죽은 코드 제거: 대입 x = expr에서 OUT 지점에서 x가 활성이 아니면 죽은 코드
레지스터 할당: 동시에 활성인 변수들이 간섭 그래프의 간선을 형성

4. 가용 수식 (Available Expressions)

4.1 개념

수식 x op y가 프로그램 지점 p에서 가용하다 = p에 도달하는 모든 경로에서 x op y가 계산되었고, 그 이후로 x와 y가 재정의되지 않음.

4.2 데이터 흐름 방정식

OUT[B]   = e_gen[B] U (IN[B] - e_kill[B])
IN[B]    = n OUT[P]  (P는 B의 모든 선행자)
IN[ENTRY] = {}

합류 연산이 교집합인 이유: 모든 경로에서 계산되어야 안전하게 재사용할 수 있습니다.
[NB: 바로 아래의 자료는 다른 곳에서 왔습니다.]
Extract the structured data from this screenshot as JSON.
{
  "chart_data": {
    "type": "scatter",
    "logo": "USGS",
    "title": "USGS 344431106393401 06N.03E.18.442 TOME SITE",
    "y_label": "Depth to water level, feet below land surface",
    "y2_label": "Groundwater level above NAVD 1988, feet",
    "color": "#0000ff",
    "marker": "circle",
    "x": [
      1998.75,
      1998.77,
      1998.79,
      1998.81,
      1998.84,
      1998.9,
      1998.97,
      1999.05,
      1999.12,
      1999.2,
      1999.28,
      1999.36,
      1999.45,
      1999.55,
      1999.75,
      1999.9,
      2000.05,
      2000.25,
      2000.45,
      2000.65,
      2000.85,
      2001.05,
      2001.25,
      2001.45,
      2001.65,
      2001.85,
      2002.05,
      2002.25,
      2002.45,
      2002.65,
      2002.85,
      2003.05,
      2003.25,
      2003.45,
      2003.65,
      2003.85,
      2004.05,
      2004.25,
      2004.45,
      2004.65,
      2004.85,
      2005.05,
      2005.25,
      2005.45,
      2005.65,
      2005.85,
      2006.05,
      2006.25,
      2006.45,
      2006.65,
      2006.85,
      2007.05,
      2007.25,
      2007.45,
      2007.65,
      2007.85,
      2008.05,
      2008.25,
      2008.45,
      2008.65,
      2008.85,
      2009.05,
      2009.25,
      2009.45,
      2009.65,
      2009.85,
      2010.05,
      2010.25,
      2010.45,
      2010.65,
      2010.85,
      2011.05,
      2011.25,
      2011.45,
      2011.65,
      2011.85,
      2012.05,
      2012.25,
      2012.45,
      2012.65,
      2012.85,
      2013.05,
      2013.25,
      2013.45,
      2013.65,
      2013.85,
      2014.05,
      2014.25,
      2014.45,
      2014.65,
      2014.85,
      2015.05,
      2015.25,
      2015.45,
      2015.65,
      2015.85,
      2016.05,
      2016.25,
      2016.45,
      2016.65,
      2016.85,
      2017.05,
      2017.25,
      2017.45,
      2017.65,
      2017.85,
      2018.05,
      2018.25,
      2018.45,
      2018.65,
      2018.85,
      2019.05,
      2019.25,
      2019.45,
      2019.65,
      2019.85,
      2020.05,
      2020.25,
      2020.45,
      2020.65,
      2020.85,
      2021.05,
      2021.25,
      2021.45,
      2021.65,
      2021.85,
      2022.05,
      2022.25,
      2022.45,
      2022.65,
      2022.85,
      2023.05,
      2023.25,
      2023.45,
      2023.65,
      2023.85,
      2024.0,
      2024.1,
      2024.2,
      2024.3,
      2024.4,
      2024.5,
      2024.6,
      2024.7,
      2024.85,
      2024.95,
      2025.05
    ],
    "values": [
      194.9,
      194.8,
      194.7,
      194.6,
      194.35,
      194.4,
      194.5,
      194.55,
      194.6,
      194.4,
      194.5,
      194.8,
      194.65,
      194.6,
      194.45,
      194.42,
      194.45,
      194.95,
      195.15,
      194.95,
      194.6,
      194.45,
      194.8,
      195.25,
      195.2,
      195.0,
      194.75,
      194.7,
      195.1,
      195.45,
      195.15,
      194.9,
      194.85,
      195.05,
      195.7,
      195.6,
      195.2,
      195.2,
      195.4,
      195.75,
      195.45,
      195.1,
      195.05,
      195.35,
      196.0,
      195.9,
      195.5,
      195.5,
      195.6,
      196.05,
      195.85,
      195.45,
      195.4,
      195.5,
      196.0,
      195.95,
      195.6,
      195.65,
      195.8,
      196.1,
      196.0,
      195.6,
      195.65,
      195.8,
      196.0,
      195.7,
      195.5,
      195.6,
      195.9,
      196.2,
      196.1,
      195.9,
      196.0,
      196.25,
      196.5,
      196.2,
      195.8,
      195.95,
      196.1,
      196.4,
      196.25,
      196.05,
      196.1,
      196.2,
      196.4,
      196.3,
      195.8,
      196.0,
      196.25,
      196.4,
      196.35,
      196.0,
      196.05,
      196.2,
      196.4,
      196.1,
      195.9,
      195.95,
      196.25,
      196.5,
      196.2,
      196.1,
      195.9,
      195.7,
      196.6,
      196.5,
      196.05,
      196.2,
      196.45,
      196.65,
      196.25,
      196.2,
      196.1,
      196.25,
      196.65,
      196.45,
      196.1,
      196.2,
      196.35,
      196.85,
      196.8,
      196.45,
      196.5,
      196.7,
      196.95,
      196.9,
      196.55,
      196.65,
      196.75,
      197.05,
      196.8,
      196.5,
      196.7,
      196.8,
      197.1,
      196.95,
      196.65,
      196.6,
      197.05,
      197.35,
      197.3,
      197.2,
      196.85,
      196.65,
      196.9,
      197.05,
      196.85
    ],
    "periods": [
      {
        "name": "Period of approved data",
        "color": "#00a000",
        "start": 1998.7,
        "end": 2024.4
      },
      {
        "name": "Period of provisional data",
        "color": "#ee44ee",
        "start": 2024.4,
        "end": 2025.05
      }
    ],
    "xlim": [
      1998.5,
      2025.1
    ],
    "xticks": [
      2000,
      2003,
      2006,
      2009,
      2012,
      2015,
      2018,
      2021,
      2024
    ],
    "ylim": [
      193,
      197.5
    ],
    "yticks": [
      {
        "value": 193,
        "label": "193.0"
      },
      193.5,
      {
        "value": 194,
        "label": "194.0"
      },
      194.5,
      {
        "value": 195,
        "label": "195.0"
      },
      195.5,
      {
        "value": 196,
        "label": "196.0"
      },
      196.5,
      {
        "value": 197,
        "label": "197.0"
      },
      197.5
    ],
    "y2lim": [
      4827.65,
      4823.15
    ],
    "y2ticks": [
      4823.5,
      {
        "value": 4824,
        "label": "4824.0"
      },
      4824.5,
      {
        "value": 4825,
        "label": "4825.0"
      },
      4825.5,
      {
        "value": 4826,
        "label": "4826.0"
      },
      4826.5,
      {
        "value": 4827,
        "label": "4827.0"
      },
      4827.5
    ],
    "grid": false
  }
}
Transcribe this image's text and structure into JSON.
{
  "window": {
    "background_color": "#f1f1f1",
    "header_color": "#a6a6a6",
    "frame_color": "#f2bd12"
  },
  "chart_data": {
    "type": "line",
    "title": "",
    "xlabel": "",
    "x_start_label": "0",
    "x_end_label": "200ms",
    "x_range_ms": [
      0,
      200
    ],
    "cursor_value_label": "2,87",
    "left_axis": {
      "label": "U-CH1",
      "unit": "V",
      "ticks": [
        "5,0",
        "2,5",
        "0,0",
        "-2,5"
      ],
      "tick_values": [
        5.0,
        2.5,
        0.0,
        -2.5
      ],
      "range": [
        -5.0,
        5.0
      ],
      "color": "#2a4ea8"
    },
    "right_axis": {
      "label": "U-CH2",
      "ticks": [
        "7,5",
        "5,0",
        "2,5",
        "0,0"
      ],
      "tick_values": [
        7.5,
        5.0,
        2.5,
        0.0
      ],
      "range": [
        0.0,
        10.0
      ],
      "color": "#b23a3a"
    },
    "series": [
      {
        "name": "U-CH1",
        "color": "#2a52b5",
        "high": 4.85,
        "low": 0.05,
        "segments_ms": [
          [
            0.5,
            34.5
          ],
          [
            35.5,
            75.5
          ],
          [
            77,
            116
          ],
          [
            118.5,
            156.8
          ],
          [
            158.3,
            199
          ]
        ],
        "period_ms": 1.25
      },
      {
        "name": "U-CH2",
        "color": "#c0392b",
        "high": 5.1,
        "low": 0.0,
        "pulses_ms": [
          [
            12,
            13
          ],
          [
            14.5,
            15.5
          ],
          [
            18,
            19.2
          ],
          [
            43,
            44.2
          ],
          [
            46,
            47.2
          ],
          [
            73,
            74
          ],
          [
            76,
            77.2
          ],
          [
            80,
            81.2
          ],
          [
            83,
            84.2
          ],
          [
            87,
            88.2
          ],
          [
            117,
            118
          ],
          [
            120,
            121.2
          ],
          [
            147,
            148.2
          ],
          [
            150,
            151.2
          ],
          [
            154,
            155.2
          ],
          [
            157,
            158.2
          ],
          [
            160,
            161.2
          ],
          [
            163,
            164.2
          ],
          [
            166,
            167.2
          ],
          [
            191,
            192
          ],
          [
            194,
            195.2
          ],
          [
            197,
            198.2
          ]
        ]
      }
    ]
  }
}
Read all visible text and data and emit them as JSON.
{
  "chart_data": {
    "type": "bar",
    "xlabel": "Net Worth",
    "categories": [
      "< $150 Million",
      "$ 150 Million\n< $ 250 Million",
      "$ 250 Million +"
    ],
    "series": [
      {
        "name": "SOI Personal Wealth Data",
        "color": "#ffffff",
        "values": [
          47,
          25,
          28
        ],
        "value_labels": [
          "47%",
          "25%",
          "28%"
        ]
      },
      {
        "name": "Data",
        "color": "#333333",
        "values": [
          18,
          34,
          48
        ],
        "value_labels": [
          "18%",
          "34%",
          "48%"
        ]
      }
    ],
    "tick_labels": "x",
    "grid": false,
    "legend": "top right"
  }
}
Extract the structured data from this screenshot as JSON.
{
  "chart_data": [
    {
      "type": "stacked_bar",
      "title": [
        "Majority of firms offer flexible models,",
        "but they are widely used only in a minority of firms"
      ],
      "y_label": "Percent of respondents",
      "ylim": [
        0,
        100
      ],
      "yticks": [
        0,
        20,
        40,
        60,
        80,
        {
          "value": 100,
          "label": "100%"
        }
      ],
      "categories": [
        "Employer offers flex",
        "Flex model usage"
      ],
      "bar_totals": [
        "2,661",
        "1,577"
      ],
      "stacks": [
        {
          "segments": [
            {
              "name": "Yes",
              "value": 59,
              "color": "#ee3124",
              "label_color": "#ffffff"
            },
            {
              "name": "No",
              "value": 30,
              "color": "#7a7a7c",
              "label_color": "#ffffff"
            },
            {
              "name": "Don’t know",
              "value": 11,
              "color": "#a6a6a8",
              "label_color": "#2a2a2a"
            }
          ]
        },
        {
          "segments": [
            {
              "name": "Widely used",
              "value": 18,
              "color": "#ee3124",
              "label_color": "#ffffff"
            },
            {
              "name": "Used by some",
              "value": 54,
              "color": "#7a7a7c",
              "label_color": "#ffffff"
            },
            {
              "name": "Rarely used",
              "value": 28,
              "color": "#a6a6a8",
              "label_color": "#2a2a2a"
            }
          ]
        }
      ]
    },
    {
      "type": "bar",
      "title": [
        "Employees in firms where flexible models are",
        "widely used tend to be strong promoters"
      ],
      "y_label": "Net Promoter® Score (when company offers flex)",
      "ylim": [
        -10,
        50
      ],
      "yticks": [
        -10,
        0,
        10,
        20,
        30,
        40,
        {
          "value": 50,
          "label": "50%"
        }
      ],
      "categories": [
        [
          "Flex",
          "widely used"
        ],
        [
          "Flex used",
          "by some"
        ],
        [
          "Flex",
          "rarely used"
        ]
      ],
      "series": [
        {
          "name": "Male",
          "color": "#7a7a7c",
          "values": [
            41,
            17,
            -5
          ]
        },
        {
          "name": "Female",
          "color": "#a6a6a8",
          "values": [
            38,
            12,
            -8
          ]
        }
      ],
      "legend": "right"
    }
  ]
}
e_gen[B]: 블록 B에서 계산되고, 이후에 피연산자가 재정의되지 않는 수식
e_kill[B]: 블록 B에서 변수 x가 정의될 때, x를 피연산자로 포함하는 모든 수식

4.3 예시

// B1: t1 = a + b; c = t1
//     e_gen[B1] = {a+b}
//     e_kill[B1] = {c를 포함하는 수식}

// B2: t2 = a + b; d = t2 - c
//     e_gen[B2] = {a+b, t2-c}
//     e_kill[B2] = {d를 포함하는 수식}

// B3: a = 1
//     e_gen[B3] = {}
//     e_kill[B3] = {a를 포함하는 모든 수식} = {a+b}

4.4 초기값의 중요성

가용 수식 분석에서는 초기값 설정이 중요합니다:

OUT[ENTRY] = {}     // 진입점에서는 아무 수식도 가용하지 않음
OUT[B] = U          // 다른 블록은 전체 집합(모든 수식)으로 초기화
                    // (교집합이므로 큰 값에서 시작해야 올바르게 수렴)

5. 반복 알고리즘

5.1 일반적인 반복 알고리즘

알고리즘: 순방향 데이터 흐름 분석

입력: 흐름 그래프, gen/kill 집합, 합류 연산
출력: 각 블록의 IN/OUT 집합

1. 초기화
   OUT[ENTRY] = 초기값
   for (모든 블록 B != ENTRY)
       OUT[B] = 초기값

2. 반복
   changed = true
   while (changed):
       changed = false
       for (모든 블록 B != ENTRY):
           IN[B] = meet(OUT[P] for all predecessors P)
           oldOUT = OUT[B]
           OUT[B] = gen[B] U (IN[B] - kill[B])
           if OUT[B] != oldOUT:
               changed = true

5.2 수렴 보장

반복 알고리즘이 반드시 종료하는 이유:

gen/kill 전달 함수는 **단조(monotone)**합니다 - 입력이 커지면 출력도 커짐(또는 같음)
데이터 흐름 값의 집합은 유한합니다
합류 연산(합집합 또는 교집합)도 단조합니다

따라서 각 반복에서 OUT 값은 한 방향으로만 변화하며, 유한한 범위 내에서 결국 안정 상태에 도달합니다.

5.3 수렴 속도

일반적으로 반복 횟수는 흐름 그래프의 **깊이(depth)**에 비례합니다. 깊이는 루프의 중첩 깊이와 관련됩니다. 대부분의 프로그램에서 2-3번의 반복으로 수렴합니다.

6. 세 가지 분석 비교

특성	도달 정의	활성 변수	가용 수식
방향	순방향	역방향	순방향
합류 연산	합집합	합집합	교집합
전달 함수	gen U (IN - kill)	use U (OUT - def)	e_gen U (IN - e_kill)
초기값	공집합	공집합	전체집합(Entry 제외)
활용	상수 전파	죽은 코드 제거	공통 부분식 제거

7. 격자 이론의 기초

7.1 반순서 집합 (Partially Ordered Set)

데이터 흐름 분석의 수학적 기반은 격자 이론(Lattice Theory)입니다.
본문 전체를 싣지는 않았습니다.